Monday, September 29, 2008


Loyal readers of Rustbelt Intellectual, I'm still alive but maddeningly busy. It's the time of year when I have a zillion letters of recommendation, several tenure reviews, and lots of other obligations. Throw in two back-to-back conferences, a whole new lecture course to write, and a once-weekly day-and-a-half long trip to Beantown, where I'm teaching a course on urban planning, and my free time gone the way of the industrial economy of Detroit: dwindling fast.

But I do have to put in a few words from Boston. In the early 1970s, Boston ranked up there by every measure as one of the handful of most distressed cities in the United States, right along with Gary, Newark, St. Louis, and Detroit. Boston's manufacturing base had been declining since the 1920s. Its working-class white population was relatively immobile and very turf-conscious. The city was wracked with racial tumult over neighborhood change and especially busing. Its harbor was as polluted as Lake Erie and if it weren't replenished by the tide, it would have probably burned like the Cuyahoga River. To top that off, its housing stock was (and is) pretty lousy. Lots of cheaply built wood frame houses and the vernacular "triple-decker"--one family per floor don't make for a vital urban housing market.

Yet in just a few decades, Boston turned around. Its prominence as an educational center (Harvard, MIT, Boston University, and Boston College, among others) positioned it well to take advantage of the new economy. The universities provided seed money for high tech and biotech industries that lifted it high (other Rustbelt cities rely heavily on meds and eds, but few have such a deep base in research and development). Its old neighborhoods, only partially plundered by urban renewal, appealed to historic preservationists and gentrifiers. And, while Boston was ravaged by racial tensions, it's a much whiter city than many of its northeastern and midwestern counterparts. That has ultimately made it more appealing for commercial investors and real estate developers. Together, all of these factors, along with good infrastructure (especially an excellent public transit system), gave Boston a base for revitalization.

There's one lesson for those who look with despair onto decaying Rustbelt cities. All are not without hope. The ups and downs of metropolitan America cannot be predicted with certainty. If you had asked any well-informed urbanist in 1970 whether Boston would be one of the most prosperous metros in the US in the early 21st century, he or she would have dismissed your question out-of-hand with a sneer.

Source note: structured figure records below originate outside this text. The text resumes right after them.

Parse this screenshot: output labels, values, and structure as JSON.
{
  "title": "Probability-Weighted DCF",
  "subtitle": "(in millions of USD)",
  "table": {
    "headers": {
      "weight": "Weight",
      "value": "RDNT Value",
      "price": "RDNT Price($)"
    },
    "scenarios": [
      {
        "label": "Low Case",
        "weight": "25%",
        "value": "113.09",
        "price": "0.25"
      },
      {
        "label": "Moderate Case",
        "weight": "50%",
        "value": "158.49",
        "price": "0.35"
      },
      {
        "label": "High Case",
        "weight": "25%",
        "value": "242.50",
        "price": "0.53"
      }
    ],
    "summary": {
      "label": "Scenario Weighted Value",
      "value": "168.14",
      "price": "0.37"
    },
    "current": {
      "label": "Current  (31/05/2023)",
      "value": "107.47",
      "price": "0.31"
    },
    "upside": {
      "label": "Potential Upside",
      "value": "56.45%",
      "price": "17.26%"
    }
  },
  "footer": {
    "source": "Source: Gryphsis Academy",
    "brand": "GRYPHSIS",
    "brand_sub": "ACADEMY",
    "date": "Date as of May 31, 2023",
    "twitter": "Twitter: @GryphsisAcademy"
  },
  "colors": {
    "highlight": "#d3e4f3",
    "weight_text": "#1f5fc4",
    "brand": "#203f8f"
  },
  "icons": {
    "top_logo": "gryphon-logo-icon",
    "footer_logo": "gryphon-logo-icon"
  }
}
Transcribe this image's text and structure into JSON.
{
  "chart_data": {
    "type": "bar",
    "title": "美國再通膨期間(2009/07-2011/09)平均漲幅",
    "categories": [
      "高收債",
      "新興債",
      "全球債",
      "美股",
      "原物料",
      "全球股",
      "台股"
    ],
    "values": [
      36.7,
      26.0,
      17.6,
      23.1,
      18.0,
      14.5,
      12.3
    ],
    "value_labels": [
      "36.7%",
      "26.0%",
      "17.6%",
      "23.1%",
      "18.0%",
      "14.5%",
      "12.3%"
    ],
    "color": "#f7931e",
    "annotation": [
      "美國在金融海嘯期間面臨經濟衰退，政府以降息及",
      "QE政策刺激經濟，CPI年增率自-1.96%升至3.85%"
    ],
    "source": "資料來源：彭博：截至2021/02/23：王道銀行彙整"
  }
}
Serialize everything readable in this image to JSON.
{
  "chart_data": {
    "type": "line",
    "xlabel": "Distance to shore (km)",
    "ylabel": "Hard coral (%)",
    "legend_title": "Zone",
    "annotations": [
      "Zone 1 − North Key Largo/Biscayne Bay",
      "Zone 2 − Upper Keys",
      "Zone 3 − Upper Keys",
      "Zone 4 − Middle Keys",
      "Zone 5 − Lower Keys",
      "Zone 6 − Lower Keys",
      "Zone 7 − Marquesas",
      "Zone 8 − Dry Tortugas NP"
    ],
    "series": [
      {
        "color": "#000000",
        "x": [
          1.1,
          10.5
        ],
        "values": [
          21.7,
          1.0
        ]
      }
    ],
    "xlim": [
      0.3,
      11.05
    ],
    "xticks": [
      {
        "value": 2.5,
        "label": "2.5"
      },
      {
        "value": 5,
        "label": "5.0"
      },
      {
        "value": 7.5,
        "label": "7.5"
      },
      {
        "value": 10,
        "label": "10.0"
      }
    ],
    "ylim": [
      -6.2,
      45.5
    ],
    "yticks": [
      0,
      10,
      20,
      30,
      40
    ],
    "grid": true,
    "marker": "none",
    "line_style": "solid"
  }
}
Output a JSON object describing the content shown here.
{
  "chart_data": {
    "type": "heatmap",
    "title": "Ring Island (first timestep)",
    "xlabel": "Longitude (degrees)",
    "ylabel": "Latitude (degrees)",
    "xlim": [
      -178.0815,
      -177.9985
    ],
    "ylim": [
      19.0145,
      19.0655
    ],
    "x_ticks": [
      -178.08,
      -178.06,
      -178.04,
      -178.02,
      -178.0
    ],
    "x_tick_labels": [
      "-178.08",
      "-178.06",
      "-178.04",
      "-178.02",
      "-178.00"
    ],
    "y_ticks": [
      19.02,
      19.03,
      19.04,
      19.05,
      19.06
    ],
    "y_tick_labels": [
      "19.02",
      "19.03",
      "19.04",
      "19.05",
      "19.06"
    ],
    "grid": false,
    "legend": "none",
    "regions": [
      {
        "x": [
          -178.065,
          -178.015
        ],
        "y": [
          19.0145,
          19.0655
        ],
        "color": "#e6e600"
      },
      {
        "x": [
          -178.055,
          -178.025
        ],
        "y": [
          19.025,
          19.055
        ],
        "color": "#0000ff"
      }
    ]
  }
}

Off to the airport (not one of the better airports in the US, especially for a city of Boston's importance). But I get to travel underground, through the massively expensive, corruption-riddled, and sometimes dangerous, but still truly fabulous tunnels of the "Big Dig," a reminder that even with unexpected twists and turns, big city construction projects can really work--and can really make a big difference in improving urban life.